Interessant ist in diesem Zusammenhang der Hinweis der Autoren auf gleichartige Bewilligungsschritte im verhaltenstherapeutischen und im tiefenpsychologisch/analytischen Bereich. Dies führt nun gerade nicht zu einer Kombinationsbehandlung, sondern fördert eher die Tendenz, dass der Patient mit dem behandelt wird, was der jeweilige Therapeut anzubieten hat. Da wo Differenzierung geboten ist, wird aus meiner Sicht „Gleichmacherei” aus politischen Gründen (der Gleichbehandlung verschiedener Therapieansätze) gefordert. Dies führt zu einem undurchschaubaren Mischmasch therapeutischer Praxis, in der jeder macht, was er will. Die Beförderung von Willkür kann aber jedenfalls nicht im Interesse von gesetzlichen Vorschriften liegen. Was fehlt, ist eine für politische Entscheidungen notwendige und hinreichende wissenschaftliche Datenlage zu den z. B. oben aufgeworfenen Fragestellungen ambulanter Psychotherapie, sonst reklamiert jeder für sich alles und wir bewegen uns gerade wieder im politischen Feld, welches die Autoren doch gerne vermeiden möchten.

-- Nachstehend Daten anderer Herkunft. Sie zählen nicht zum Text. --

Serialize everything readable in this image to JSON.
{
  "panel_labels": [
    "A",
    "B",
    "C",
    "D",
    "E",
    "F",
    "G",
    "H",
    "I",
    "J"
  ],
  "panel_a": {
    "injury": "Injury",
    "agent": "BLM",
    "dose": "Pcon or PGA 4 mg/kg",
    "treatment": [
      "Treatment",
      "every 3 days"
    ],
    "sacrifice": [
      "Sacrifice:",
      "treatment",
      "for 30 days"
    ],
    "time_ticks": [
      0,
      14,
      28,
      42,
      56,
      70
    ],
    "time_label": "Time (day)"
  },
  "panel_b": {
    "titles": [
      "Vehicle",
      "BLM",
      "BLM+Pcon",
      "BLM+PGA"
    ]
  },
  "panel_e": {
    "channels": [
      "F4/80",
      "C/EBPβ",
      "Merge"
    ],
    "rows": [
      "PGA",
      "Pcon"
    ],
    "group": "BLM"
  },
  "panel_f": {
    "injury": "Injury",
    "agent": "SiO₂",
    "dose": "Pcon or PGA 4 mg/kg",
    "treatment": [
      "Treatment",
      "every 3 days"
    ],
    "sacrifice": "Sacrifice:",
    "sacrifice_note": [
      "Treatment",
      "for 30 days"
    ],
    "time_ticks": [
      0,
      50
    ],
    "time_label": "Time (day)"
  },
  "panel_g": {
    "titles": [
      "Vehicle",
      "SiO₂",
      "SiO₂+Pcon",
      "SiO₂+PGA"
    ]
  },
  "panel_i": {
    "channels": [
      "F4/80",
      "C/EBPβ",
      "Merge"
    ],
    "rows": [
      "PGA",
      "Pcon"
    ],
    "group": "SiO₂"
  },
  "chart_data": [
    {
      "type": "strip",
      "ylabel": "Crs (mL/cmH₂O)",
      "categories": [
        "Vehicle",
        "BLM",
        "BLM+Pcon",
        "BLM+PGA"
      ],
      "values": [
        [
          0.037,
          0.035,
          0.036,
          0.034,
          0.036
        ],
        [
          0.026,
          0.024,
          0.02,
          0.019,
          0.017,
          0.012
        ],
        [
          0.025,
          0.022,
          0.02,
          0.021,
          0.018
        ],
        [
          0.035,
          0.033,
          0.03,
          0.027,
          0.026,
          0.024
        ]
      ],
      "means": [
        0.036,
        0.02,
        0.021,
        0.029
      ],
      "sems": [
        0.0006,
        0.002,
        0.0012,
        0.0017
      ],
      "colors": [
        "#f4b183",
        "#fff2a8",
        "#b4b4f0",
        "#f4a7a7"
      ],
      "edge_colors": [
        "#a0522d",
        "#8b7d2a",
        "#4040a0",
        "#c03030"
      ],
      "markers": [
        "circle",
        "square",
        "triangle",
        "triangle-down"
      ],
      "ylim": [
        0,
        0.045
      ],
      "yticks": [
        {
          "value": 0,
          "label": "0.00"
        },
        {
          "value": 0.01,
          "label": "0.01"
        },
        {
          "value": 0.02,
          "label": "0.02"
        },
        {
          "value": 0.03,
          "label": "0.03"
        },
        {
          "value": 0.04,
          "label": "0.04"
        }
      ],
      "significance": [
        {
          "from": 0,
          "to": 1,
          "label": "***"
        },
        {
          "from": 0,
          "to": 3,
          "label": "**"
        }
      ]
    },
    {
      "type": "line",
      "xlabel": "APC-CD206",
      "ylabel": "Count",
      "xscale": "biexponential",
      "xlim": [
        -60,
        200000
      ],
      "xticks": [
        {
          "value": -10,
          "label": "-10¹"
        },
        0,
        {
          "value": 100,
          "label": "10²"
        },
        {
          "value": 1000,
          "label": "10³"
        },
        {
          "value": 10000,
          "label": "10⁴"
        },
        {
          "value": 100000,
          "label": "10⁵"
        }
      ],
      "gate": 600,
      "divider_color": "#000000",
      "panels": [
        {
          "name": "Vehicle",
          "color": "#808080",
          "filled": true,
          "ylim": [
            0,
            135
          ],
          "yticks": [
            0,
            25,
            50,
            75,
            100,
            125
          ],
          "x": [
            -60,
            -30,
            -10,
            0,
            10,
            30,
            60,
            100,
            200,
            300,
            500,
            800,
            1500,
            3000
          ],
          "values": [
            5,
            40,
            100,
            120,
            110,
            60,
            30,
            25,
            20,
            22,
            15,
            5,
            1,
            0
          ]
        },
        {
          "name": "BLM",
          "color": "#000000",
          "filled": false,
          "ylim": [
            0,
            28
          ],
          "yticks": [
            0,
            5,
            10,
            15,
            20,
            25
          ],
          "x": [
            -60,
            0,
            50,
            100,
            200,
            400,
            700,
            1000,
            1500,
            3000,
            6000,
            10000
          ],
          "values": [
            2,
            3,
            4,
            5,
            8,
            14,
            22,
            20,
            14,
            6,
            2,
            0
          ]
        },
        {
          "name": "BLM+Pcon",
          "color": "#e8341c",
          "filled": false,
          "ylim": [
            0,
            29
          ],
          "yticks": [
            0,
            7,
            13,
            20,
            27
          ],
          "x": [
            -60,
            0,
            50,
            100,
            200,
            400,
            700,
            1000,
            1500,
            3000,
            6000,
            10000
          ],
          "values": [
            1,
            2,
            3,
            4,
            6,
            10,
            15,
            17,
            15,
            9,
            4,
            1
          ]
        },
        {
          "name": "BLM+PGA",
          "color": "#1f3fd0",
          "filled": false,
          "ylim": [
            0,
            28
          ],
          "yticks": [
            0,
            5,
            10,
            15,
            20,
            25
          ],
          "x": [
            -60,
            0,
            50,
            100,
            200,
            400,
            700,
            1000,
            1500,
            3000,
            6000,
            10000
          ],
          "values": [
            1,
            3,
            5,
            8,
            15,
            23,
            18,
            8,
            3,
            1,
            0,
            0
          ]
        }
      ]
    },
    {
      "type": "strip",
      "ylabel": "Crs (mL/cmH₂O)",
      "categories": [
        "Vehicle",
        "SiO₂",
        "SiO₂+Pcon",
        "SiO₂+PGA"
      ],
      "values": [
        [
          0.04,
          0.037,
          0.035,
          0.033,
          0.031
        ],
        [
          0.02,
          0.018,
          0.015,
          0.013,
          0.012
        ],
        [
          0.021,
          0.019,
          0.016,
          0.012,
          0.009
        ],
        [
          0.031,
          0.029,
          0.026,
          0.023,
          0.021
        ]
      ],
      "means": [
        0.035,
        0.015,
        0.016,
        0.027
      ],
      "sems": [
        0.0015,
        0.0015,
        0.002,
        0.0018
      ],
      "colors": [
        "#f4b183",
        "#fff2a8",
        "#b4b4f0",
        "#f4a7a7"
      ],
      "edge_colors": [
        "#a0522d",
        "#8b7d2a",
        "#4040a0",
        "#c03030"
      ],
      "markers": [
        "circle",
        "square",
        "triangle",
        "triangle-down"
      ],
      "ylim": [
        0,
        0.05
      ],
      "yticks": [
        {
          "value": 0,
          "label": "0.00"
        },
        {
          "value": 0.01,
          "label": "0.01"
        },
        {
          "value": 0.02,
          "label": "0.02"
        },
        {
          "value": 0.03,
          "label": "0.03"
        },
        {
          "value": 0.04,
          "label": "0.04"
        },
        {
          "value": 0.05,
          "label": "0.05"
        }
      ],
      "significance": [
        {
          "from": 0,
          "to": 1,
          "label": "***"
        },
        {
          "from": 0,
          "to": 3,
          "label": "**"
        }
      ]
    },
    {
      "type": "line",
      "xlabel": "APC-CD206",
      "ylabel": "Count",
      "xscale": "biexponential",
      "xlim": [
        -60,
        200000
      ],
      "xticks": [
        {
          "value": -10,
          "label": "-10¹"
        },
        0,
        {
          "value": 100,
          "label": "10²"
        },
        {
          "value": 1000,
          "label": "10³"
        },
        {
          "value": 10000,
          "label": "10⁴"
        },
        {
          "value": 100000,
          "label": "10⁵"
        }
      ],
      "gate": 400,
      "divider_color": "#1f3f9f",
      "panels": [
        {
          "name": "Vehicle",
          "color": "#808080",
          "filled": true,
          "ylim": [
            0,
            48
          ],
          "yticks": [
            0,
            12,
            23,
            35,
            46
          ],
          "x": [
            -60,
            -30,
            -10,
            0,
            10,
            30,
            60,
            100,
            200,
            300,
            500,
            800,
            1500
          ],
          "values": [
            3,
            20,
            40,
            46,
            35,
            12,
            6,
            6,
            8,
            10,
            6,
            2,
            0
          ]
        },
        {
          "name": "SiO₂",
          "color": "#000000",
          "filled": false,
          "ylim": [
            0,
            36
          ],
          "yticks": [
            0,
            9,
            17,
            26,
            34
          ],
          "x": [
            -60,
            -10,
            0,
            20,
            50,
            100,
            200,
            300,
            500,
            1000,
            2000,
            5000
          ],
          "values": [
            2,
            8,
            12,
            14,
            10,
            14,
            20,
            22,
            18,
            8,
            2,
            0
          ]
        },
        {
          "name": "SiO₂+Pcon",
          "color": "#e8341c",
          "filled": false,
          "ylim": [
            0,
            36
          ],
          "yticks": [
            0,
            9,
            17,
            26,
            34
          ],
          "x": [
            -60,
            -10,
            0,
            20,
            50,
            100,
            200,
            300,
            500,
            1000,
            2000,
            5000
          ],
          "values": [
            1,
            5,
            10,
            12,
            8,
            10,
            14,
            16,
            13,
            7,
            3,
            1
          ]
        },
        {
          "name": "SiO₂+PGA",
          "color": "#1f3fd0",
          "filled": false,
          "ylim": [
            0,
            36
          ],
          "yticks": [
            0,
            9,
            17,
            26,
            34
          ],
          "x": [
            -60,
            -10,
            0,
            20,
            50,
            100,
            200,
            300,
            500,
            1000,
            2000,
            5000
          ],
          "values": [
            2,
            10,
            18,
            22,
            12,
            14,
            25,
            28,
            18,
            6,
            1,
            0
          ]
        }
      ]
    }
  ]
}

Der Ärger über das Gutachterverfahren ist auch bei den sicher wünschenswerten und in Diskussion befindlichen Veränderungen nicht völlig aus der Welt zu schaffen. Zum einen liegt das daran, dass die Kassen für die Qualitätssicherung und damit auch für das Schreiben der Anträge nicht genügend Mittel bereitstellen (und zudem keine Anstrengungen zur Modernisierung der Abläufe erkennen lassen). Dieser Ärger führt dann immer wieder zu einer Verquickung mit inhaltlichen Fragen. Zum anderen wird es immer Psychotherapeuten geben, die diese Art weitsichtiger Qualitätssicherung als Eingriff in ihre Autonomie und als Kontrolle erleben und deshalb dagegen aufbegehren. Bedauerlich ist jedenfalls, dass bisher keine Daten zum Verlauf und Outcome in Verbindung mit der Richtlinien-Psychotherapie gesammelt worden sind, denn damit läge natürlich ein weltweit einmaliger Datenpool vor, der dazu beitragen könnte, viele der heute offenen Fragen zu beantworten.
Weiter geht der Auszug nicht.